我制作了一个赠品模块，现在我尝试创建一个函数，用两个类似的列表为所有获奖者返回一个祝贺字符串。你知道吗

winners = ["john", "anna", "max", "george"]
prizes = [(1, "apple"), (1, "pear"), (2, "carrots")]
# (number of these prize avaible, the prize)

他们不需要和你看到的一样长，但是奖品中数字的总和总是和获奖者的长度一样。你知道吗

我理想的弦应该是这样的。你知道吗

"Congratulations to john for winning 1 apple, anna for winning 1 pear, and max and george for winning 1 carrot each."

我知道我可能会扩展奖品列表并在以后压缩这两个奖品但是我确实在尝试将有多个获奖者的奖品分组在一起。因为这个列表最多可以有100个奖品和总和（奖品中x的x[0]）。你知道吗

这是我迄今为止尝试过的，但当每个奖有两个以上的获奖者时，它并没有真正的用处，而且我真的不知道如何知道在最后一次迭代中用and替换a。你知道吗

winners = ["john", "anna", "max", "george"]
prizes = [(2, "peanuts"), (2, "carrot")]


def congratulations(winners, prizes):
    s = "Congratulations to "
    for w in winners:
        for p in prizes:
            s += "{} for winning {} {}, ".format(w, p[0], p[1])
            break
    return s


print(congratulations(winners, prizes))
#Congratulations to john for winning 2 peanuts, anna for winning 2 peanuts, max for winning 2 peanuts, george for winning 2 peanuts,

不过，有些事情我并不在乎，比如奖品是用复数形式写的，或者你需要在最后加一个。谢谢你的帮助。你知道吗

多亏了亨利，我做了一些小的修正，但代码是一样的。你知道吗

winners = ["john", "anna", "max", "george", "carlos"]
prizes = [(1, "apple"), (3, "pears"), (1, "carrots")]
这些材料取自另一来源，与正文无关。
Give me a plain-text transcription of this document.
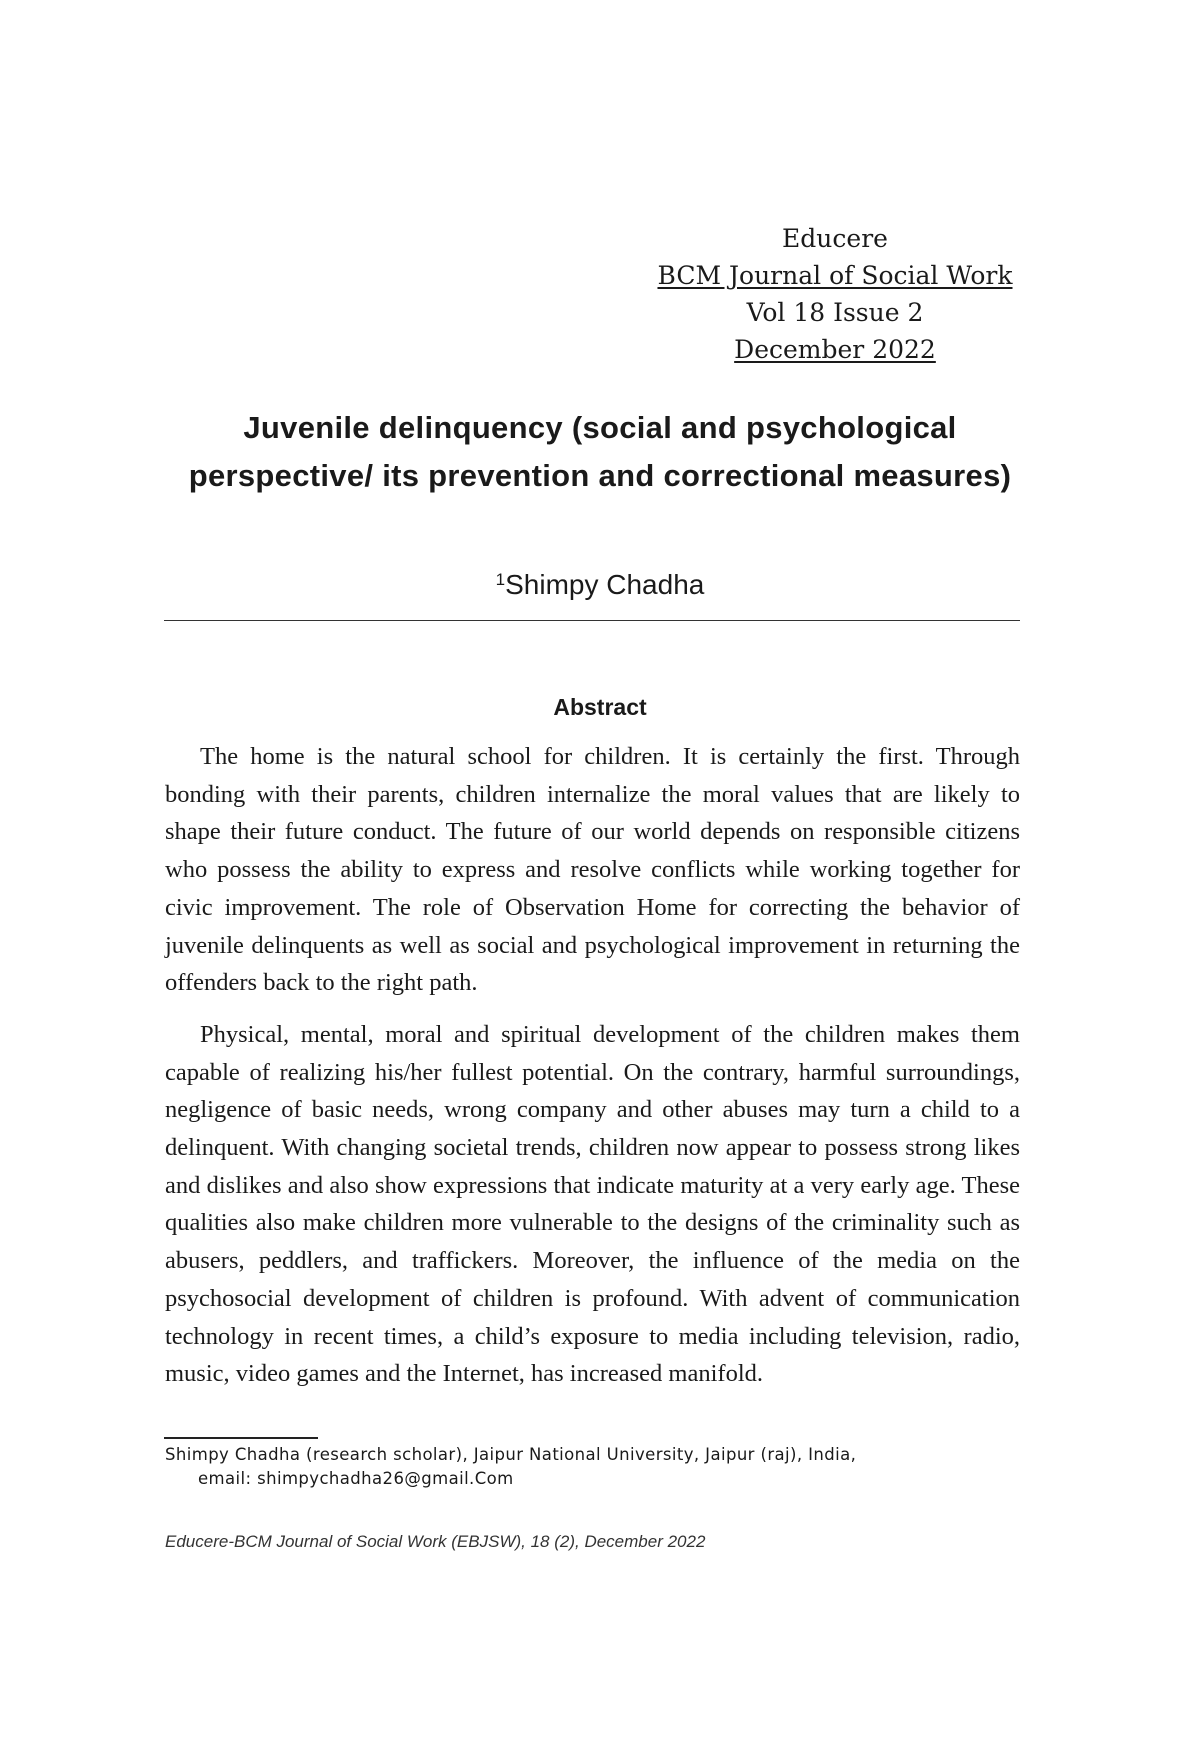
Educere
BCM Journal of Social Work
Vol 18 Issue 2
December 2022
Juvenile delinquency (social and psychological perspective/ its prevention and correctional measures)
$^1$Shimpy Chadha
Abstract

The home is the natural school for children. It is certainly the first. Through bonding with their parents, children internalize the moral values that are likely to shape their future conduct. The future of our world depends on responsible citizens who possess the ability to express and resolve conflicts while working together for civic improvement. The role of Observation Home for correcting the behavior of juvenile delinquents as well as social and psychological improvement in returning the offenders back to the right path.

Physical, mental, moral and spiritual development of the children makes them capable of realizing his/her fullest potential. On the contrary, harmful surroundings, negligence of basic needs, wrong company and other abuses may turn a child to a delinquent. With changing societal trends, children now appear to possess strong likes and dislikes and also show expressions that indicate maturity at a very early age. These qualities also make children more vulnerable to the designs of the criminality such as abusers, peddlers, and traffickers. Moreover, the influence of the media on the psychosocial development of children is profound. With advent of communication technology in recent times, a child’s exposure to media including television, radio, music, video games and the Internet, has increased manifold.

Shimpy Chadha (research scholar), Jaipur National University, Jaipur (raj), India,
email: shimpychadha26@gmail.Com
Educere-BCM Journal of Social Work (EBJSW), 18 (2), December 2022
def congratulations(winners, prizes):
    s = "Congratulations to "
    i = 0
    for p in prizes:
        w = ", ".join(winners[i : i + p[0]])
        w = " and ".join(w.rsplit(", ", 1))
        s += "{} for winning {} {}{}; ".format(w, 1, p[1], "" if p[0] == 1 else " each")
        i += p[0]
    s = s[:-2] + "."
    k = s.rfind(";")
    s = s[:k] + "; and" + s[k + 1 :]
    return s


w = congratulations(winners, prizes)
print(w)
# Congratulations to john for winning 1 apple, anna, max and george for winning 1 pears each, and carlos for winning 1 carrots.